New research shows HIV can lie dormant in the brain

As part of its life cycle, human immunodeficiency virus-1 (HIV) inserts a copy of its DNA into human immune cells. Some of these newly infected immune cells can then transition into an inactive and latent state for long periods of time, which is known as HIV latency.

While current therapies, such as current antiretroviral therapy (ART), can successfully block further viral replication, they cannot eradicate latent HIV. If treatment is stopped, the virus can recover from latency and restart the progression of HIV infection to AIDS.

Scientists from the HIV Cure Center at UNC School of Medicine, University of California San Diego, Emory University, and University of Pennsylvania have been looking for exactly where these latent cells lurk in the body. New research published in Journal of Clinical Investigation confirmed that microglial cells – which are specialized immune cells with a decade-long lifespan in the brain – could serve as a stable viral reservoir for latent HIV.

“We now know that microglial cells serve as a persistent brain reservoir,” said first author Yuyang Tang, PhD, assistant professor of medicine in the Division of Infectious Diseases and a member of UNC’s HIV Treatment Center. “This has been suspected in the past, but evidence in humans has been lacking. Our method for isolating viable brain cells provides a new framework for future studies in the central nervous system reservoir, and, ultimately, efforts towards eradicating HIV.”

latent HIV

HIV is a complex and unique virus to study. During infection, the virus specifically targets key coordinators of the immune response, called CD4+ lymphocytes. Over time, the virus kills enough CD4+ cells to cause immune deficiency. .

Previous research has shown that latent HIV can hide in some surviving CD4+ T cells throughout the body and bloodstream. However, another viral reservoir is thought to be lurking within the central nervous system (CNS) in people with HIV who are receiving effective HAART.

Unlike peripheral blood cells, it is very difficult to access and analyze brain tissue to study the HIV reservoir. Because these cell types cannot be sampled safely in people on ART, the potential reservoir of the virus in the brain has remained an enigma for many years.

Pure Brain Tissue Extraction

The team first studied the brains of monkeys with simian immunodeficiency virus (SIV), a virus closely related to HIV, from the Yerkes National Primate Research Center at Emory University to gain a better understanding of how to extract and purify viable cells from primate brain tissue.

Researchers used physical separation techniques and antibodies to selectively remove cells expressing microglial surface markers. Then, they isolated and separated highly purified brain myeloid cells from CD4+ cells that passed through brain tissue.

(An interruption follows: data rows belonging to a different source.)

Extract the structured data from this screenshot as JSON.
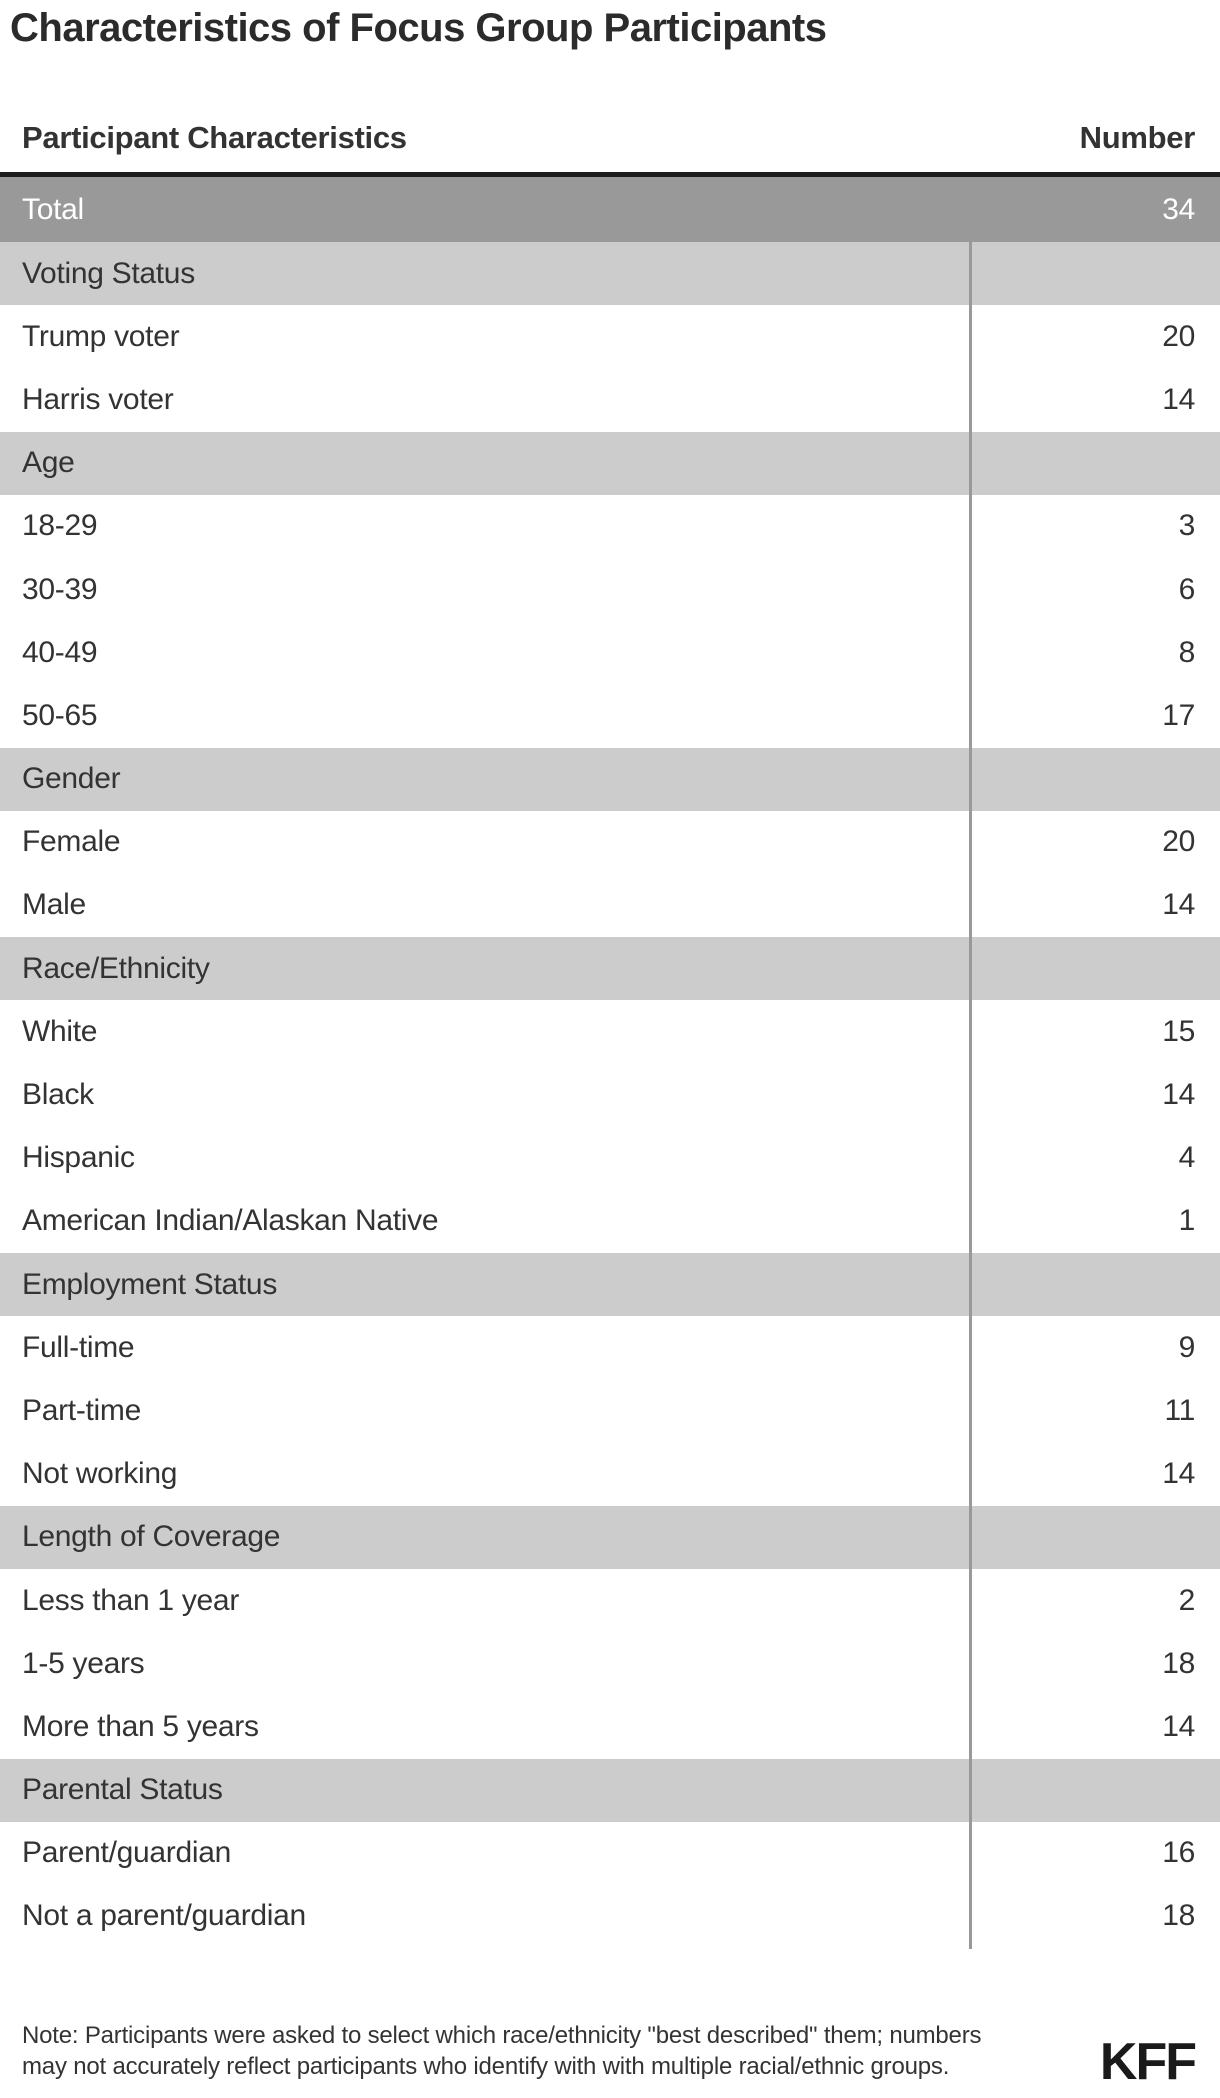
{
  "title": "Characteristics of Focus Group Participants",
  "chart_data": {
    "type": "table",
    "title": "Characteristics of Focus Group Participants",
    "columns": [
      "Participant Characteristics",
      "Number"
    ],
    "total": {
      "label": "Total",
      "value": 34
    },
    "sections": [
      {
        "label": "Voting Status",
        "rows": [
          {
            "label": "Trump voter",
            "value": 20
          },
          {
            "label": "Harris voter",
            "value": 14
          }
        ]
      },
      {
        "label": "Age",
        "rows": [
          {
            "label": "18-29",
            "value": 3
          },
          {
            "label": "30-39",
            "value": 6
          },
          {
            "label": "40-49",
            "value": 8
          },
          {
            "label": "50-65",
            "value": 17
          }
        ]
      },
      {
        "label": "Gender",
        "rows": [
          {
            "label": "Female",
            "value": 20
          },
          {
            "label": "Male",
            "value": 14
          }
        ]
      },
      {
        "label": "Race/Ethnicity",
        "rows": [
          {
            "label": "White",
            "value": 15
          },
          {
            "label": "Black",
            "value": 14
          },
          {
            "label": "Hispanic",
            "value": 4
          },
          {
            "label": "American Indian/Alaskan Native",
            "value": 1
          }
        ]
      },
      {
        "label": "Employment Status",
        "rows": [
          {
            "label": "Full-time",
            "value": 9
          },
          {
            "label": "Part-time",
            "value": 11
          },
          {
            "label": "Not working",
            "value": 14
          }
        ]
      },
      {
        "label": "Length of Coverage",
        "rows": [
          {
            "label": "Less than 1 year",
            "value": 2
          },
          {
            "label": "1-5 years",
            "value": 18
          },
          {
            "label": "More than 5 years",
            "value": 14
          }
        ]
      },
      {
        "label": "Parental Status",
        "rows": [
          {
            "label": "Parent/guardian",
            "value": 16
          },
          {
            "label": "Not a parent/guardian",
            "value": 18
          }
        ]
      }
    ],
    "layout_hints": {
      "grid": "off",
      "value_column_alignment": "right",
      "section_rows_span_full_width": true
    }
  },
  "note_lines": [
    "Note: Participants were asked to select which race/ethnicity \"best described\" them; numbers",
    "may not accurately reflect participants who identify with with multiple racial/ethnic groups."
  ],
  "logo_text": "KFF",
  "colors": {
    "title_text": "#2b2b2b",
    "header_text": "#333333",
    "text": "#333333",
    "header_rule": "#1c1c1c",
    "total_row_bg": "#999999",
    "total_row_text": "#ffffff",
    "section_row_bg": "#cccccc",
    "divider": "#999999",
    "logo_text": "#1a1a1a"
  }
}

Using this technique, the researchers then obtained samples donated by HIV+ people enrolled in The Last Gift Study at the University of California San Diego (UCSD). As part of this unique and important effort, altruistic HIV+ people, who are on ART but suffer from other terminal illnesses, want their bodies to continue the HIV research project.

“The sample came from people living with HIV, who are on therapy but dealing with fatal disease,” said co-author David Margolis, MD, Sarah Kenan Professor of Medicine, Microbiology & Immunology, and Epidemiology. “They were willing not only to donate their bodies to science, but also to participate in research programs in the months leading up to their deaths. This is an amazing program that makes this critical research possible.”

Future Projects

Now that researchers know that latent HIV can take refuge in microglial cells in the brain, they are now considering plans to target this type of reservoir. Because latent HIV in the brain is radically different from the virus in the periphery, researchers believe that HIV has adapted special characteristics to replicate in the brain.

“HIV is very smart,” says senior author Guochun Jiang, PhD, an assistant professor in the UNC Department of Biochemistry and Biophysics and a member of the UNC Center for HIV Treatment. “Over time, it has evolved to have epigenetic control over its expression, silencing the virus to hide in the brain from immune clearance. We are beginning to unravel the unique mechanisms that enable HIV latency in brain microglia.”

NF-κB signaling is one of the important signaling pathways that controls HIV expression elsewhere in the body. When NF-κB signaling is “turned off”, HIV enters latency in the peripheral blood. However, latent HIV in the brain is not affected by activation of NF-κB signaling. Researchers aren’t sure why this is, but once an answer is found, they will be one step closer to figuring out how to selectively target and eradicate the virus in the brain or peripheral blood. In addition to understanding the inner workings of the brain reservoir, researchers are also trying to determine the true size of the latent HIV brain reservoir.

“It’s very hard to know how big the reservoir is,” said Margolis, who is also the director of the UNC HIV Treatment Center. “The problem with trying to eradicate HIV is like trying to eradicate cancer. You want to be able to get it all, so it’s not coming back.